In January 2004, Nobre made a pivotal career move by joining Turkish giants Fenerbahçe. He quickly adapted to the Süper Lig, becoming a prolific striker. Over two and a half seasons, he scored 46 league goals in 80 appearances and helped Fenerbahçe secure consecutive Süper Lig titles in the 2003–04 and 2004–05 seasons.

Seeking a new challenge, Nobre controversially transferred to Fenerbahçe's fierce Istanbul rivals, Beşiktaş, in 2006. He remained with Beşiktaş for five years, making over 120 league appearances. During his tenure, he played a crucial role in the club's domestic success, winning the Süper Lig in the 2008–09 season and multiple Turkish Cup titles, notably featuring as a substitute in the 2009 cup final victory over his former club Fenerbahçe.

Nobre left Beşiktaş in 2011 and spent the remainder of his playing career transitioning between several Turkish clubs, with a brief stint in Switzerland. He played for Mersin İdmanyurdu (2011–2013) and Kayserispor (2013–2015), maintaining steady goalscoring numbers. In 2015, he joined Swiss Challenge League side FC Wil, scoring 7 goals in 24 appearances, before returning to Turkey a year later to join BB Erzurumspor. He concluded his playing career with Gençlerbirliği in the TFF First League, retiring in 2019 at the age of 38 to transition into a managerial career.

== International career ==
Despite being born in Brazil and maintaining a high profile in top-flight football, Márcio Nobre never received a call-up to the Brazil national football team at any level.

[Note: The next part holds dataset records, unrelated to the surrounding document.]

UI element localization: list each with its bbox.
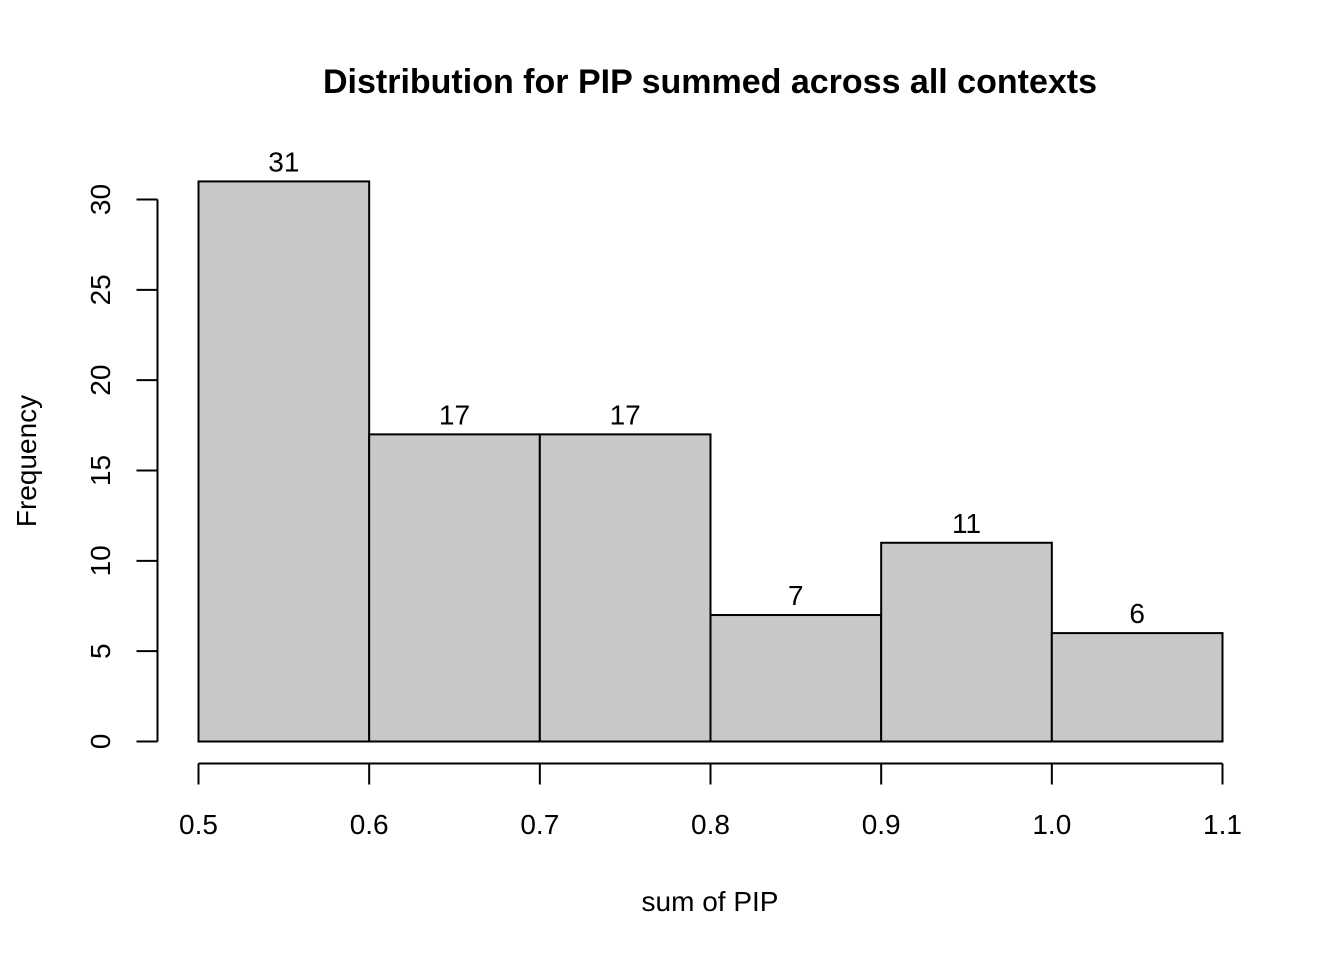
y-tick-label-2: 10 <box>85 545 116 576</box>
histogram-bar-5 <box>1050 632 1224 743</box>
bar-count-label-1: 17 <box>439 399 470 430</box>
y-tick-label-4: 20 <box>85 365 116 396</box>
x-tick-label-5: 1.0 <box>1032 809 1071 840</box>
bar-count-label-3: 7 <box>788 580 804 611</box>
chart-title: Distribution for PIP summed across all c… <box>323 63 1097 101</box>
y-tick-label-5: 25 <box>85 274 116 305</box>
x-tick-label-3: 0.8 <box>691 809 730 840</box>
histogram-bar-2 <box>538 433 712 743</box>
x-tick-label-6: 1.1 <box>1203 809 1242 840</box>
bar-count-label-0: 31 <box>268 146 299 177</box>
y-tick-label-6: 30 <box>85 184 116 215</box>
histogram-bar-3 <box>709 614 883 743</box>
y-axis-label: Frequency <box>11 395 42 527</box>
x-tick-label-4: 0.9 <box>862 809 901 840</box>
x-axis: 0.5 0.6 0.7 0.8 0.9 1.0 1.1 <box>179 762 1242 840</box>
histogram-bar-4 <box>880 541 1053 743</box>
y-tick-label-1: 5 <box>85 643 116 659</box>
y-tick-label-3: 15 <box>85 455 116 486</box>
bars-group <box>197 180 1224 743</box>
x-axis-label: sum of PIP <box>642 886 779 917</box>
histogram-bar-1 <box>368 433 541 743</box>
x-tick-label-0: 0.5 <box>179 809 218 840</box>
y-tick-label-0: 0 <box>85 734 116 750</box>
y-axis: 0 5 10 15 20 25 30 <box>85 184 159 750</box>
bar-count-label-4: 11 <box>952 508 981 539</box>
histogram-bar-0 <box>197 180 371 743</box>
data-labels-group: 31 17 17 7 11 6 <box>268 146 1145 629</box>
bar-count-label-5: 6 <box>1129 598 1145 629</box>
x-tick-label-1: 0.6 <box>350 809 389 840</box>
bar-count-label-2: 17 <box>610 399 641 430</box>
x-tick-label-2: 0.7 <box>520 809 559 840</box>
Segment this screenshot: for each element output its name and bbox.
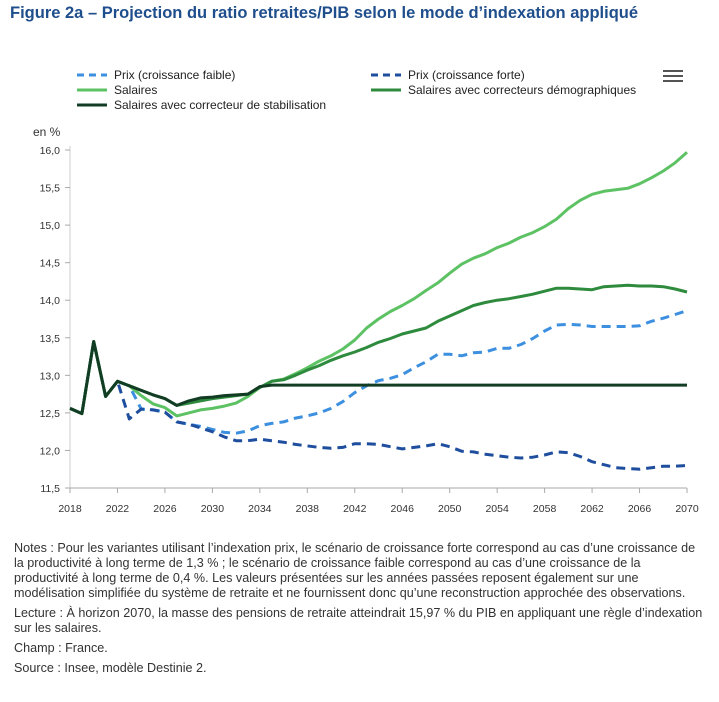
chart-container: Prix (croissance faible) Prix (croissanc… [15, 36, 704, 527]
y-tick-label: 11,5 [40, 483, 60, 495]
y-tick-label: 15,5 [40, 183, 61, 195]
x-tick-label: 2034 [248, 503, 272, 515]
y-tick-label: 14,0 [40, 295, 61, 307]
legend-swatch [77, 103, 107, 107]
legend-item-prix-forte[interactable]: Prix (croissance forte) [371, 68, 525, 82]
legend-item-correcteur-stabilisation[interactable]: Salaires avec correcteur de stabilisatio… [77, 98, 326, 112]
y-tick-label: 15,0 [40, 220, 61, 232]
legend-label: Salaires avec correcteurs démographiques [408, 83, 637, 97]
legend-item-prix-faible[interactable]: Prix (croissance faible) [77, 68, 235, 82]
series-line-2 [69, 151, 688, 418]
x-tick-label: 2050 [438, 503, 462, 515]
series-line-4 [69, 340, 687, 416]
x-tick-label: 2026 [153, 503, 177, 515]
x-tick-label: 2070 [675, 503, 699, 515]
y-tick-label: 13,5 [40, 333, 61, 345]
source-text: Source : Insee, modèle Destinie 2. [14, 661, 207, 675]
y-axis-unit-label: en % [33, 125, 61, 139]
y-tick-label: 12,5 [40, 408, 61, 420]
menu-bar [663, 80, 683, 82]
legend-swatch [371, 73, 401, 77]
x-tick-label: 2042 [343, 503, 367, 515]
y-tick-label: 12,0 [40, 445, 61, 457]
legend-swatch [77, 73, 107, 77]
legend-item-salaires[interactable]: Salaires [77, 83, 157, 97]
line-chart: 11,5 12,0 12,5 13,0 13,5 14,0 14,5 15,0 15,5 16,0… [40, 145, 699, 515]
figure-title: Figure 2a – Projection du ratio retraite… [10, 4, 639, 22]
champ-text: Champ : France. [14, 641, 108, 655]
y-tick-label: 13,0 [40, 370, 61, 382]
x-tick-label: 2018 [58, 503, 82, 515]
lecture-text: Lecture : À horizon 2070, la masse des p… [14, 606, 703, 635]
x-tick-label: 2038 [296, 503, 320, 515]
x-tick-label: 2062 [580, 503, 604, 515]
series-line-3 [69, 283, 688, 416]
x-tick-label: 2022 [106, 503, 130, 515]
x-tick-label: 2030 [201, 503, 225, 515]
notes-section: Notes : Pour les variantes utilisant l’i… [14, 541, 704, 681]
legend-label: Prix (croissance forte) [408, 68, 525, 82]
menu-bar [663, 70, 683, 72]
x-tick-label: 2058 [533, 503, 557, 515]
legend-item-correcteurs-demographiques[interactable]: Salaires avec correcteurs démographiques [371, 83, 636, 97]
series-line-0 [69, 309, 688, 435]
y-tick-label: 14,5 [40, 258, 61, 270]
menu-bar [663, 75, 683, 77]
legend-label: Prix (croissance faible) [114, 68, 236, 82]
legend-label: Salaires avec correcteur de stabilisatio… [114, 98, 327, 112]
legend-swatch [371, 88, 401, 92]
x-tick-label: 2046 [391, 503, 415, 515]
notes-text: Notes : Pour les variantes utilisant l’i… [14, 541, 696, 600]
x-tick-label: 2066 [628, 503, 652, 515]
x-tick-label: 2054 [485, 503, 509, 515]
legend-label: Salaires [114, 83, 158, 97]
y-tick-label: 16,0 [40, 145, 61, 157]
hamburger-menu-icon[interactable] [663, 68, 683, 84]
legend-swatch [77, 88, 107, 92]
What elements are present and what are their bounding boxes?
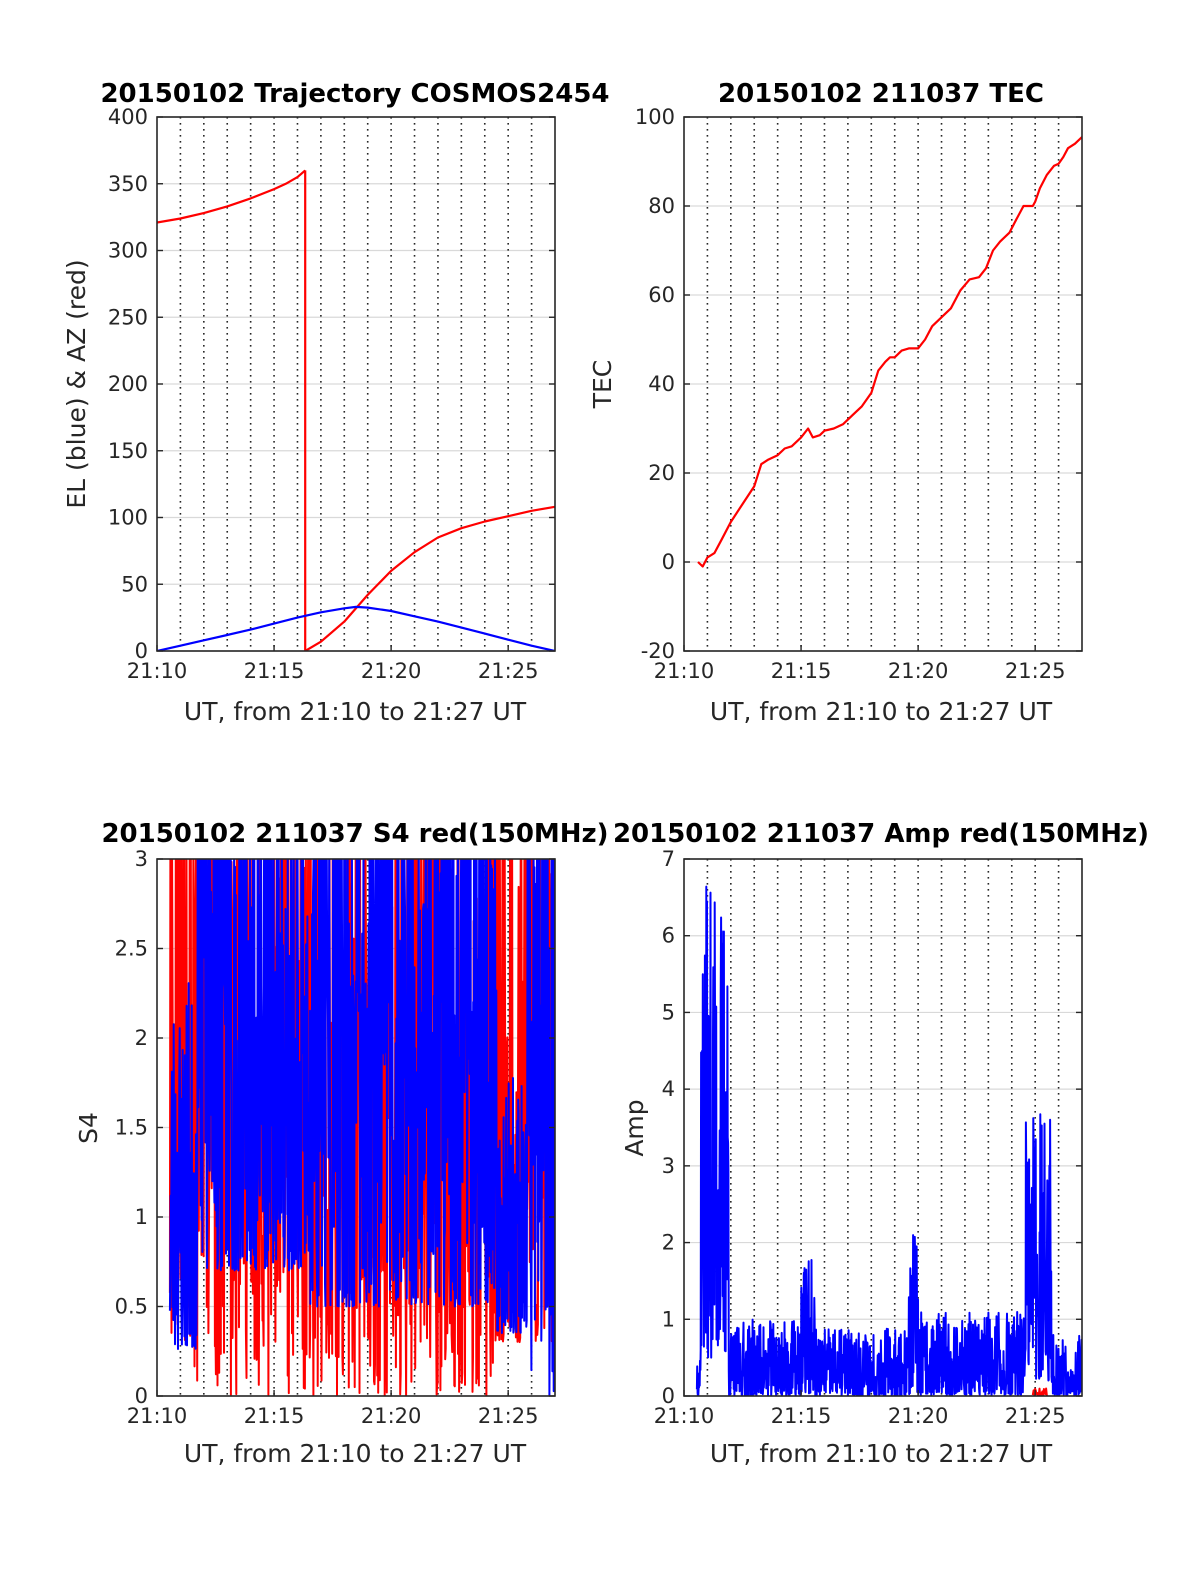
x-tick-label: 21:10 [654, 659, 715, 683]
axes-box [683, 858, 1083, 1397]
x-tick-label: 21:25 [478, 659, 539, 683]
y-tick-label: 4 [662, 1077, 675, 1101]
y-tick-label: 300 [108, 239, 148, 263]
series-blue [168, 859, 555, 1396]
x-tick-label: 21:15 [244, 659, 305, 683]
chart-title: 20150102 211037 TEC [718, 79, 1044, 109]
y-tick-label: 2 [135, 1026, 148, 1050]
x-tick-label: 21:20 [361, 659, 422, 683]
series-az [157, 169, 306, 224]
x-axis-label: UT, from 21:10 to 21:27 UT [184, 1439, 527, 1468]
data-layer [695, 885, 1082, 1396]
x-tick-label: 21:10 [654, 1404, 715, 1428]
chart-title: 20150102 Trajectory COSMOS2454 [100, 79, 609, 109]
y-tick-label: 7 [662, 847, 675, 871]
y-tick-label: 1.5 [115, 1116, 148, 1140]
x-tick-label: 21:10 [127, 1404, 188, 1428]
y-tick-label: 6 [662, 924, 675, 948]
x-tick-label: 21:20 [888, 1404, 949, 1428]
x-tick-label: 21:15 [771, 659, 832, 683]
series-az [697, 136, 1082, 568]
x-axis-label: UT, from 21:10 to 21:27 UT [710, 1439, 1053, 1468]
y-tick-label: 80 [648, 194, 675, 218]
y-tick-label: 5 [662, 1000, 675, 1024]
series-az [304, 170, 555, 651]
chart-title: 20150102 211037 Amp red(150MHz) [613, 819, 1149, 849]
y-tick-label: 100 [108, 506, 148, 530]
panel-trajectory: 20150102 Trajectory COSMOS2454 UT, from … [62, 79, 610, 726]
y-axis-label: EL (blue) & AZ (red) [62, 259, 91, 508]
plot-area: 0 1 2 3 4 5 6 7 21:10 21:15 21:20 21:25 [654, 847, 1083, 1428]
y-tick-label: -20 [641, 639, 675, 663]
x-tick-label: 21:20 [361, 1404, 422, 1428]
series-red [1031, 1387, 1048, 1396]
x-tick-label: 21:10 [127, 659, 188, 683]
x-tick-label: 21:20 [888, 659, 949, 683]
x-tick-label: 21:15 [771, 1404, 832, 1428]
y-tick-label: 0 [135, 639, 148, 663]
data-layer [168, 859, 555, 1396]
y-tick-label: 1 [135, 1205, 148, 1229]
y-tick-label: 2 [662, 1231, 675, 1255]
panel-s4: 20150102 211037 S4 red(150MHz) UT, from … [74, 819, 609, 1468]
y-tick-label: 200 [108, 372, 148, 396]
panel-tec: 20150102 211037 TEC UT, from 21:10 to 21… [588, 79, 1083, 726]
y-tick-label: 3 [662, 1154, 675, 1178]
y-tick-label: 250 [108, 305, 148, 329]
y-tick-label: 40 [648, 372, 675, 396]
y-tick-label: 350 [108, 172, 148, 196]
x-axis-label: UT, from 21:10 to 21:27 UT [184, 697, 527, 726]
plot-area: -20 0 20 40 60 80 100 21:10 21:15 21:20 21:25 [635, 105, 1083, 683]
y-tick-label: 0 [135, 1384, 148, 1408]
y-tick-label: 2.5 [115, 937, 148, 961]
y-tick-label: 0 [662, 550, 675, 574]
y-tick-label: 0 [662, 1384, 675, 1408]
y-tick-label: 50 [121, 572, 148, 596]
x-tick-label: 21:25 [478, 1404, 539, 1428]
y-tick-label: 1 [662, 1307, 675, 1331]
y-axis-label: Amp [620, 1099, 649, 1156]
plot-area: 0 0.5 1 1.5 2 2.5 3 21:10 21:15 21:20 21:25 [115, 847, 556, 1428]
panel-amp: 20150102 211037 Amp red(150MHz) UT, from… [613, 819, 1149, 1468]
data-layer [697, 136, 1082, 568]
data-layer [157, 169, 555, 651]
x-tick-label: 21:25 [1005, 659, 1066, 683]
y-tick-label: 60 [648, 283, 675, 307]
y-axis-label: TEC [588, 360, 617, 410]
y-tick-label: 3 [135, 847, 148, 871]
y-tick-label: 100 [635, 105, 675, 129]
y-tick-label: 0.5 [115, 1295, 148, 1319]
y-tick-label: 150 [108, 439, 148, 463]
x-tick-label: 21:25 [1005, 1404, 1066, 1428]
y-tick-label: 20 [648, 461, 675, 485]
chart-title: 20150102 211037 S4 red(150MHz) [101, 819, 608, 849]
y-tick-label: 400 [108, 105, 148, 129]
y-axis-label: S4 [74, 1112, 103, 1144]
x-axis-label: UT, from 21:10 to 21:27 UT [710, 697, 1053, 726]
plot-area: 0 50 100 150 200 250 300 350 400 21:10 21:15 21:20 2… [108, 105, 556, 683]
x-tick-label: 21:15 [244, 1404, 305, 1428]
series-blue [695, 885, 1082, 1396]
series-el [157, 605, 555, 651]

In 2006, after meeting the necessary residency requirements during his successful tenure in Turkish football, Nobre acquired Turkish citizenship. Upon his naturalization, he adopted the Turkish first name "Mert" to comply with local customs for naturalized players, becoming officially known as Mert Nobre within the country. His naturalization occurred during a period when the Turkey national football team was actively considering integrating foreign-born players from the Süper Lig, a trend highlighted by the successful integration of his fellow Brazilian, Mehmet Aurélio. However, despite gaining citizenship and remaining an eligible, high-profile striker in Turkey for several more years, Nobre was never capped for the Turkish national team.